Kevin Jairaj-USA TODAY Sports

[UPDATE] After everyone earlier today was reporting that Romo would have a plate inserted, Todd Archer now says his source contradicts that and says Romo will have a Mumford procedure after all. It's gone back and forth on this for a while now, so I guess all we knows is that Romo will have surgery and will either have a plate inserted or a Mumford procedure.

Dallas Cowboys quarterback Tony Romo will undergo a Mumford procedure on his left collarbone next week, according to a source.

Romo had been contemplating having a plate inserted into his collarbone as late as last week. However, after undergoing a CT scan on Wednesday, he opted for the Mumford procedure, in which the distal part of the clavicle is shaved down to release potential pressure against the shoulder.

[END UPDATE]

Tony Romo will finally undergo surgery next week after delaying the decision as long as possible to see how his clavicle is healing. At first it was rumored he would be having  a Mumford procedure, but recently sources said he was leaning towards have a plate inserted to strengthen his clavicle. That turns out to be what will happen.

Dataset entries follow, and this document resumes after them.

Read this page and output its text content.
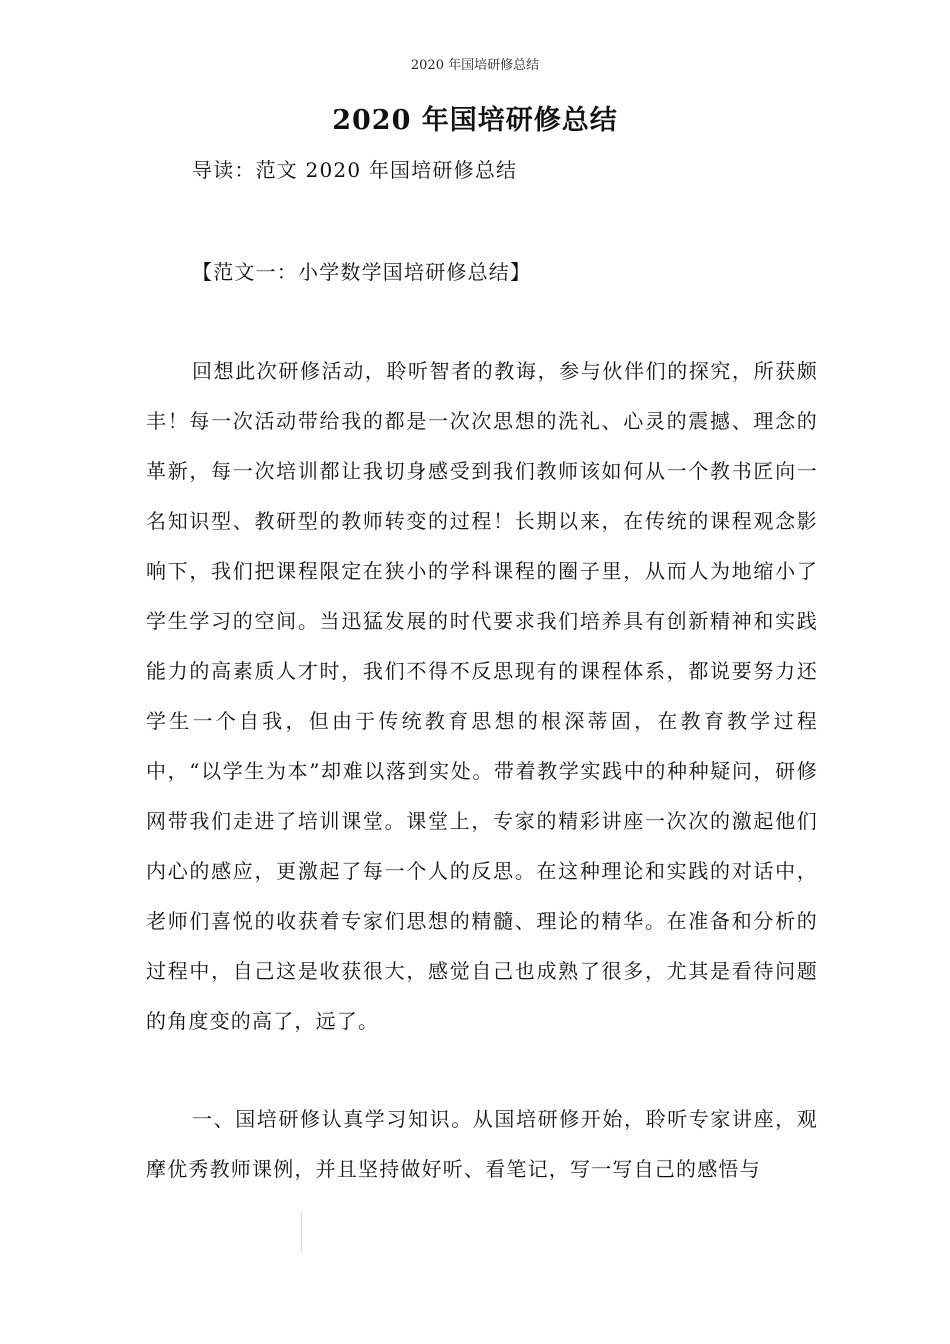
2020 年国培研修总结
2020 年国培研修总结
导读：范文 2020 年国培研修总结
【范文一：小学数学国培研修总结】

回想此次研修活动，聆听智者的教诲，参与伙伴们的探究，所获颇丰！每一次活动带给我的都是一次次思想的洗礼、心灵的震撼、理念的革新，每一次培训都让我切身感受到我们教师该如何从一个教书匠向一名知识型、教研型的教师转变的过程！长期以来，在传统的课程观念影响下，我们把课程限定在狭小的学科课程的圈子里，从而人为地缩小了学生学习的空间。当迅猛发展的时代要求我们培养具有创新精神和实践能力的高素质人才时，我们不得不反思现有的课程体系，都说要努力还学生一个自我，但由于传统教育思想的根深蒂固，在教育教学过程中，“以学生为本”却难以落到实处。带着教学实践中的种种疑问，研修网带我们走进了培训课堂。课堂上，专家的精彩讲座一次次的激起他们内心的感应，更激起了每一个人的反思。在这种理论和实践的对话中，老师们喜悦的收获着专家们思想的精髓、理论的精华。在准备和分析的过程中，自己这是收获很大，感觉自己也成熟了很多，尤其是看待问题的角度变的高了，远了。

一、国培研修认真学习知识。从国培研修开始，聆听专家讲座，观摩优秀教师课例，并且坚持做好听、看笔记，写一写自己的感悟与
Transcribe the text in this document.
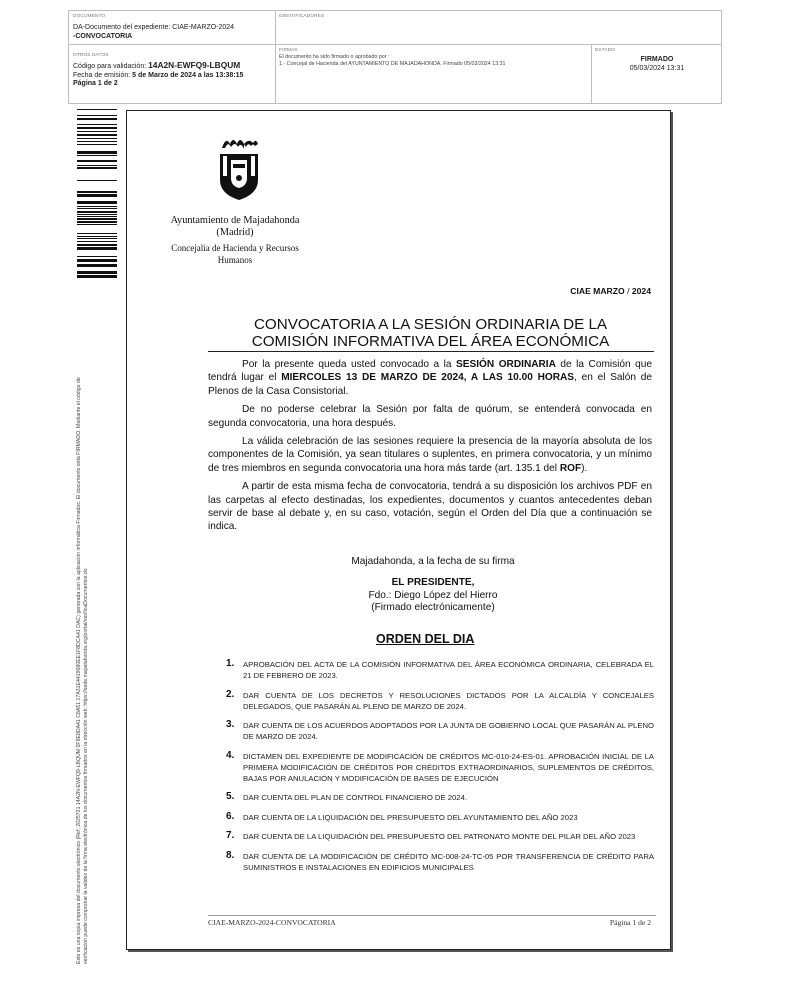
DOCUMENTO
DA-Documento del expediente: CIAE-MARZO-2024
-CONVOCATORIA
IDENTIFICADORES
OTROS DATOS
Código para validación: 14A2N-EWFQ9-LBQUM
Fecha de emisión: 5 de Marzo de 2024 a las 13:38:15
Página 1 de 2
FIRMAS
El documento ha sido firmado o aprobado por :
1.- Concejal de Hacienda del AYUNTAMIENTO DE MAJADAHONDA. Firmado 05/03/2024 13:31
ESTADO
FIRMADO
05/03/2024 13:31
Este es una copia impresa del documento electrónico (Ref: 2025721 14A2N-EWFQ9-LBQUM 0F9E8DA41 C8A51 17A31E4419680EE1F8DCA41 DAC) generada con la aplicación informática Firmadoc. El documento está FIRMADO. Mediante el código de verificación puede comprobar la validez de la firma electrónica de los documentos firmados en la dirección web: https://sede.majadahonda.org/portal/verificaDocumentos.do
Ayuntamiento de Majadahonda
(Madrid)
Concejalía de Hacienda y Recursos
Humanos
CIAE MARZO / 2024
CONVOCATORIA A LA SESIÓN ORDINARIA DE LA
COMISIÓN INFORMATIVA DEL ÁREA ECONÓMICA

Por la presente queda usted convocado a la SESIÓN ORDINARIA de la Comisión que tendrá lugar el MIERCOLES 13 DE MARZO DE 2024, A LAS 10.00 HORAS, en el Salón de Plenos de la Casa Consistorial.

De no poderse celebrar la Sesión por falta de quórum, se entenderá convocada en segunda convocatoria, una hora después.

La válida celebración de las sesiones requiere la presencia de la mayoría absoluta de los componentes de la Comisión, ya sean titulares o suplentes, en primera convocatoria, y un mínimo de tres miembros en segunda convocatoria una hora más tarde (art. 135.1 del ROF).

A partir de esta misma fecha de convocatoria, tendrá a su disposición los archivos PDF en las carpetas al efecto destinadas, los expedientes, documentos y cuantos antecedentes deban servir de base al debate y, en su caso, votación, según el Orden del Día que a continuación se indica.

Majadahonda, a la fecha de su firma
EL PRESIDENTE,
Fdo.: Diego López del Hierro
(Firmado electrónicamente)
ORDEN DEL DIA
1. APROBACIÓN DEL ACTA DE LA COMISIÓN INFORMATIVA DEL ÁREA ECONÓMICA ORDINARIA, CELEBRADA EL 21 DE FEBRERO DE 2023.
2. DAR CUENTA DE LOS DECRETOS Y RESOLUCIONES DICTADOS POR LA ALCALDÍA Y CONCEJALES DELEGADOS, QUE PASARÁN AL PLENO DE MARZO DE 2024.
3. DAR CUENTA DE LOS ACUERDOS ADOPTADOS POR LA JUNTA DE GOBIERNO LOCAL QUE PASARÁN AL PLENO DE MARZO DE 2024.
4. DICTAMEN DEL EXPEDIENTE DE MODIFICACIÓN DE CRÉDITOS MC-010-24-ES-01. APROBACIÓN INICIAL DE LA PRIMERA MODIFICACIÓN DE CRÉDITOS POR CRÉDITOS EXTRAORDINARIOS, SUPLEMENTOS DE CRÉDITOS, BAJAS POR ANULACIÓN Y MODIFICACIÓN DE BASES DE EJECUCIÓN
5. DAR CUENTA DEL PLAN DE CONTROL FINANCIERO DE 2024.
6. DAR CUENTA DE LA LIQUIDACIÓN DEL PRESUPUESTO DEL AYUNTAMIENTO DEL AÑO 2023
7. DAR CUENTA DE LA LIQUIDACIÓN DEL PRESUPUESTO DEL PATRONATO MONTE DEL PILAR DEL AÑO 2023
8. DAR CUENTA DE LA MODIFICACIÓN DE CRÉDITO MC-008-24-TC-05 POR TRANSFERENCIA DE CRÉDITO PARA SUMINISTROS E INSTALACIONES EN EDIFICIOS MUNICIPALES
CIAE-MARZO-2024-CONVOCATORIA	Página 1 de 2
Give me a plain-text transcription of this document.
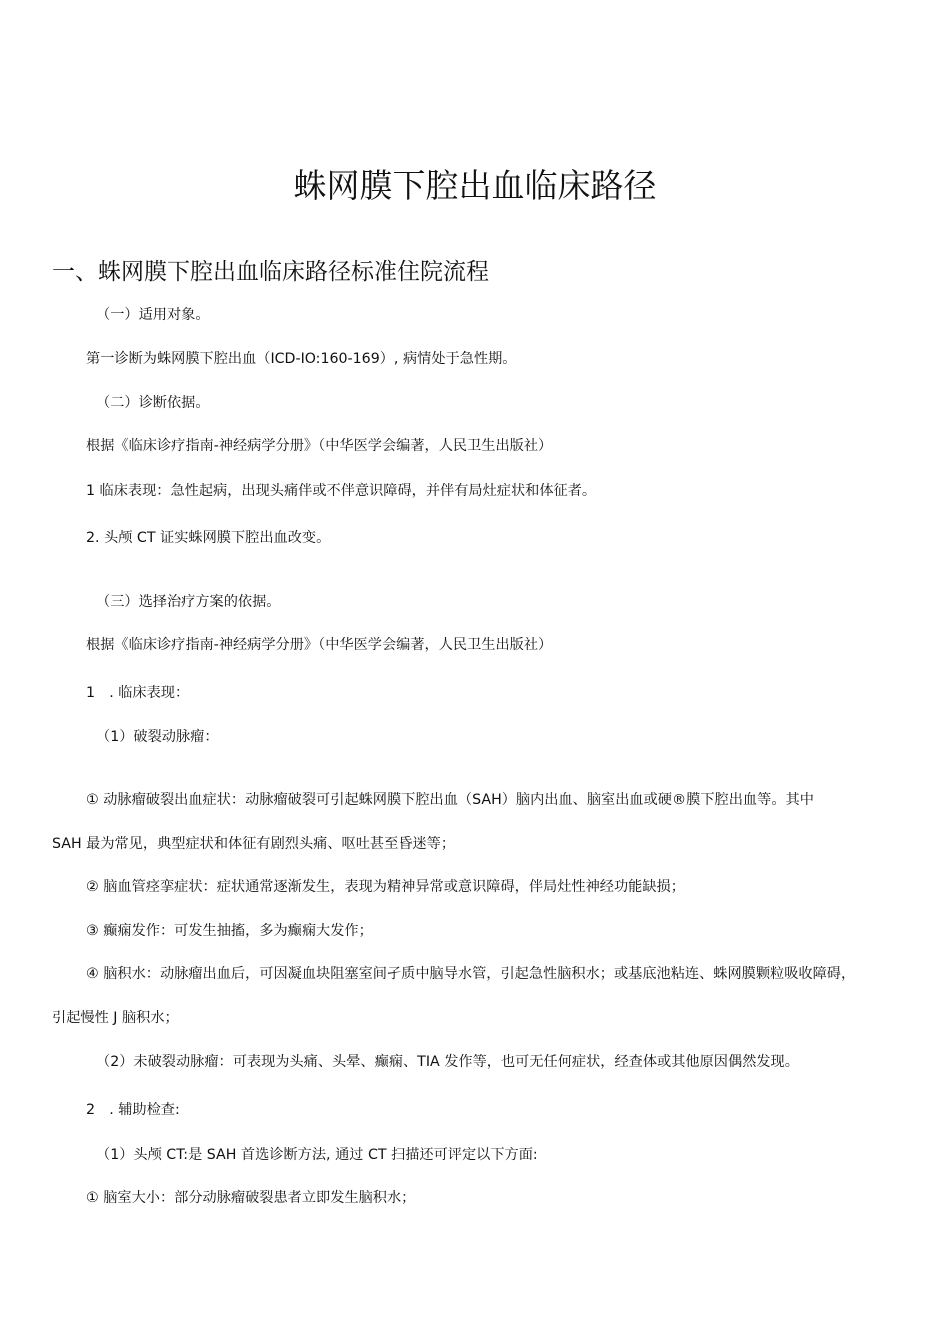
蛛网膜下腔出血临床路径
一、蛛网膜下腔出血临床路径标准住院流程

（一）适用对象。

第一诊断为蛛网膜下腔出血（ICD-IO:160-169）, 病情处于急性期。

（二）诊断依据。

根据《临床诊疗指南-神经病学分册》（中华医学会编著，人民卫生出版社）

1 临床表现：急性起病，出现头痛伴或不伴意识障碍，并伴有局灶症状和体征者。

2. 头颅 CT 证实蛛网膜下腔出血改变。

（三）选择治疗方案的依据。

根据《临床诊疗指南-神经病学分册》（中华医学会编著，人民卫生出版社）

1　. 临床表现：

（1）破裂动脉瘤：

① 动脉瘤破裂出血症状：动脉瘤破裂可引起蛛网膜下腔出血（SAH）脑内出血、脑室出血或硬®膜下腔出血等。其中

SAH 最为常见，典型症状和体征有剧烈头痛、呕吐甚至昏迷等；

② 脑血管痉挛症状：症状通常逐渐发生，表现为精神异常或意识障碍，伴局灶性神经功能缺损；

③ 癫痫发作：可发生抽搐，多为癫痫大发作；

④ 脑积水：动脉瘤出血后，可因凝血块阻塞室间孑质中脑导水管，引起急性脑积水；或基底池粘连、蛛网膜颗粒吸收障碍，

引起慢性 J 脑积水；

（2）未破裂动脉瘤：可表现为头痛、头晕、癫痫、TIA 发作等，也可无任何症状，经查体或其他原因偶然发现。

2　. 辅助检查:

（1）头颅 CT:是 SAH 首选诊断方法, 通过 CT 扫描还可评定以下方面:

① 脑室大小：部分动脉瘤破裂患者立即发生脑积水；
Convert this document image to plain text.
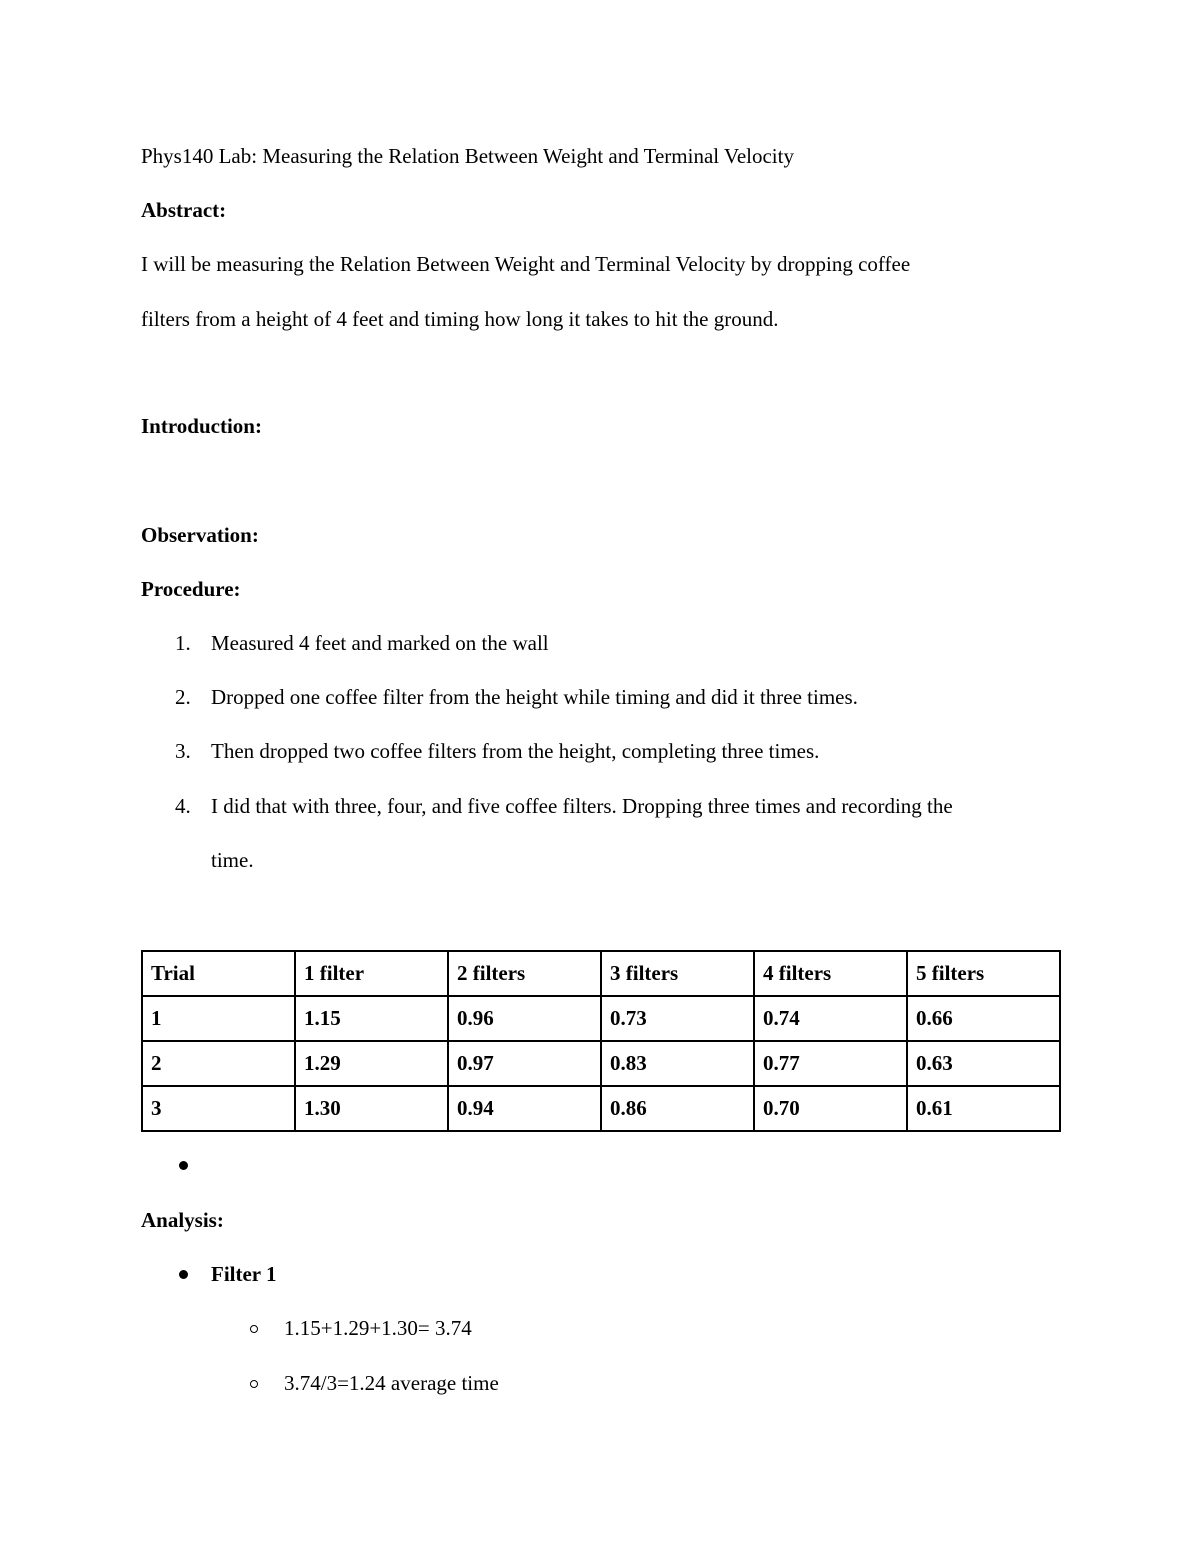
Phys140 Lab: Measuring the Relation Between Weight and Terminal Velocity
Abstract:
I will be measuring the Relation Between Weight and Terminal Velocity by dropping coffee
filters from a height of 4 feet and timing how long it takes to hit the ground.
Introduction:
Observation:
Procedure:
1. Measured 4 feet and marked on the wall
2. Dropped one coffee filter from the height while timing and did it three times.
3. Then dropped two coffee filters from the height, completing three times.
4. I did that with three, four, and five coffee filters. Dropping three times and recording the
time.
Trial	1 filter	2 filters	3 filters	4 filters	5 filters
1	1.15	0.96	0.73	0.74	0.66
2	1.29	0.97	0.83	0.77	0.63
3	1.30	0.94	0.86	0.70	0.61
Analysis:
Filter 1
1.15+1.29+1.30= 3.74
3.74/3=1.24 average time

NFL Media Insider Ian Rapoport reported Friday that Romo will have a plate inserted into his clavicle, per a source informed of the procedure. The titanium plate will attach to the clavicle with screws, serving as an internal cast for support. The hope is that next week's procedure will eliminate further re-breaking of the collarbone.

As has been reported previously, the surgery should keep Romo out of action for 6-8 weeks. Given that timetable he should be able to participate fully in the Cowboys offseason activities. The Cowboys first offseason activity is scheduled for May for veterans.

Now that the surgical procedure has been settled, how does this make you feel about Romo's future? Can he go the 4-5 years that Jerry Jones predicts? Or is a couple of years more reasonable? Does this change how you feel about whether to draft his successor this year, or go for a stop-gap veteran?